Even for the most successful and stable small businesses, the ability to plan for expenses is critical to continued prosperity. In a recent survey of more than 7,000 small business owners conducted by Thumbtack in partnership with the Kauffman Foundation, respondents reported that transparency and simplicity of regulations and policies are the most important factors when it comes to their success.

At Associated Industries of Missouri, we work to make sure that the state legislature keeps this important business perspective front of mind. But there is a limit to how much the state can do, particularly in the field of transparency, if the industries that support small businesses are unwilling to also commit to clear standards about their practices. MasterCard’s announcement of new requirements for electronic payment service providers is an excellent example of the type of industry leadership that can help small businesses thrive.

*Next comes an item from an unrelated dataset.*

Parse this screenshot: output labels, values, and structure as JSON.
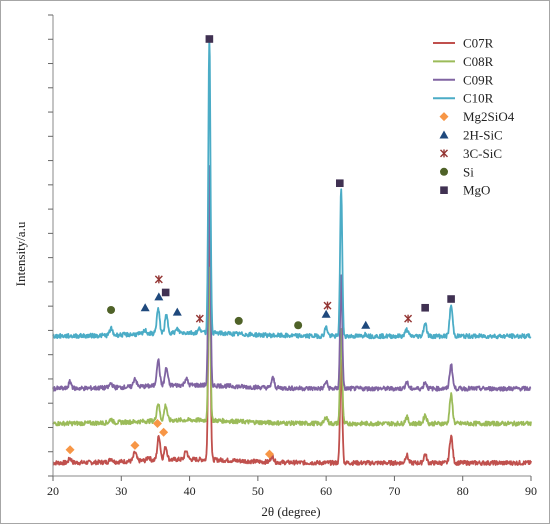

At AIM, we’re committed to small businesses, which comprise 97.6 percent of all Missouri employers and are the heartbeat of the state’s economy. We hope additional payment technology companies will take similar steps to support the success of small businesses. Industry-led standards, like those recently implemented by MasterCard, allow small business owners to take better charge of their ledgers for success.

About the author

Ray McCarty is president/CEO of Associated Industries of Missouri.